Unendorsement

Last year after the Nevada Consumer Affairs Division was shut down to save money, the FBI and local officials reported a sharp rise in scams—telemarketing, car repair frauds, identity theft, mortgage games.

Around the same time, the state eliminated funding for cloud seeding. Nevada is a desert state, and its water is limited. In addition, how dry or wet a winter is can affect how serious a fire season, with all its attendant costs, will be the following summer. Clark County officials, believing that Nevadans need the cloud seeding, pitched in with $900,000 that the county could ill afford.

Last week the Washoe County health department reported that because of budget reductions annual aerial larvicide application is being cut by 40 percent. Health officials warned members of the public to take greater than normal care with their health this summer by using mosquito repellant more assiduously, quickly clearing out any standing pools of water around the house to reduce mosquito breeding grounds, making sure all window screens are intact and repaired if there are breaches, and so on.

On and on it has gone, as programs to protect the public have been reduced or done away with altogether. If there is a common thread among stories like this, it is shortsightedness. That brings us to Jim Gibbons.

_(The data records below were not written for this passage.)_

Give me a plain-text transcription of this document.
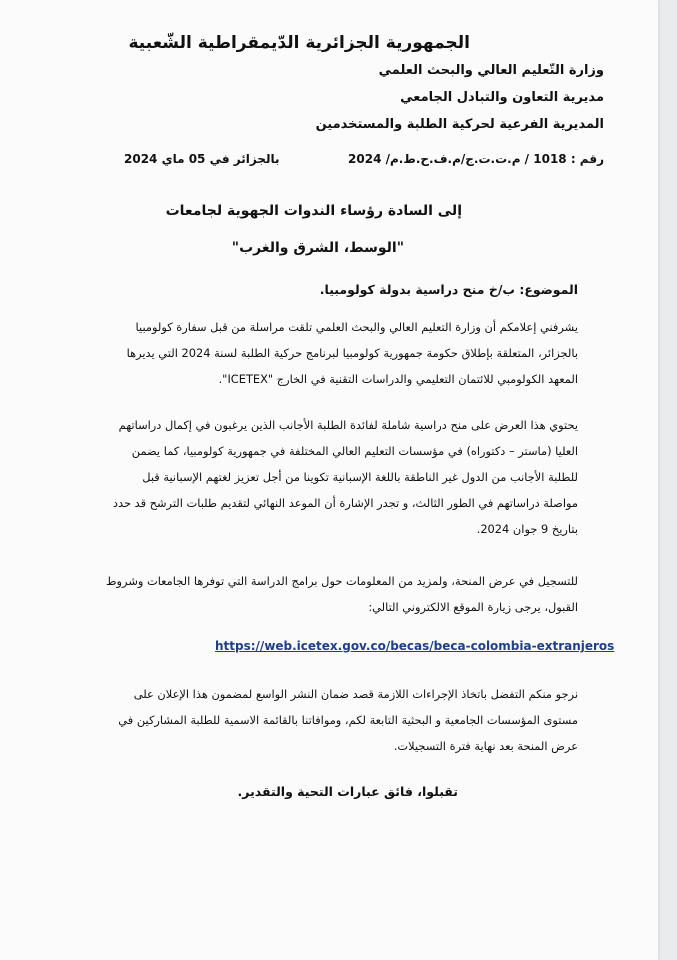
الجمهورية الجزائرية الدّيمقراطية الشّعبية
وزارة التّعليم العالي والبحث العلمي
مديرية التعاون والتبادل الجامعي
المديرية الفرعية لحركية الطلبة والمستخدمين
رقم : 1018 / م.ت.ت.ج/م.ف.ح.ط.م/ 2024
بالجزائر في 05 ماي 2024
إلى السادة رؤساء الندوات الجهوية لجامعات
"الوسط، الشرق والغرب"
الموضوع: ب/خ منح دراسية بدولة كولومبيا.
يشرفني إعلامكم أن وزارة التعليم العالي والبحث العلمي تلقت مراسلة من قبل سفارة كولومبيا
بالجزائر، المتعلقة بإطلاق حكومة جمهورية كولومبيا لبرنامج حركية الطلبة لسنة 2024 التي يديرها
المعهد الكولومبي للائتمان التعليمي والدراسات التقنية في الخارج "ICETEX".
يحتوي هذا العرض على منح دراسية شاملة لفائدة الطلبة الأجانب الذين يرغبون في إكمال دراساتهم
العليا (ماستر – دكتوراه) في مؤسسات التعليم العالي المختلفة في جمهورية كولومبيا، كما يضمن
للطلبة الأجانب من الدول غير الناطقة باللغة الإسبانية تكوينا من أجل تعزيز لغتهم الإسبانية قبل
مواصلة دراساتهم في الطور الثالث، و تجدر الإشارة أن الموعد النهائي لتقديم طلبات الترشح قد حدد
بتاريخ 9 جوان 2024.
للتسجيل في عرض المنحة، ولمزيد من المعلومات حول برامج الدراسة التي توفرها الجامعات وشروط
القبول، يرجى زيارة الموقع الالكتروني التالي:
https://web.icetex.gov.co/becas/beca-colombia-extranjeros
نرجو منكم التفضل باتخاذ الإجراءات اللازمة قصد ضمان النشر الواسع لمضمون هذا الإعلان على
مستوى المؤسسات الجامعية و البحثية التابعة لكم، وموافاتنا بالقائمة الاسمية للطلبة المشاركين في
عرض المنحة بعد نهاية فترة التسجيلات.
تقبلوا، فائق عبارات التحية والتقدير.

Governor Gibbons likes to talk about waste and inefficiency in government and how cuts will not affect the basic needs of Nevadans. This may occasionally be true here and there, but after 30 years of tax cutting fever, four major state budget crises during which the state has been forced to cut services, and reorganization after reorganization, Nevada government is not a hotbed of wasteful spending.

Budget cuts have often come to programs and services whose shutdowns caused more problems, and expense, than they solved. The governor’s incessant desire to save dimes has cost dollars. His ignorance of and inexperience in budget matters has meant that by not putting money on the front end of problems, those problems became much worse—and much more expensive—later on. That is bad management. His unwillingness to listen to people who are better informed and his inability to work with his fellow officeholders has cost the state lots and lots of money. He has driven up the cost of government.

We had considered endorsing one of Gibbons’ opponents in the Republican primary. Instead, we decided to simply urge that whoever is chosen, the governor should be rejected.

The governor considers himself a conservative. But there are plenty of wise and capable conservatives who know how to run a government and have not made a mess of their offices. Former North Las Vegas mayor Mike Montandon and former state attorney general Brian Sandoval, the governor’s Republican opponents, are both conservatives who are willing to listen to those with whom they disagree. They have shown they know how to work with others without becoming defensive.

We urge a vote against Governor Gibbons not because he is a conservative but because he is a fool.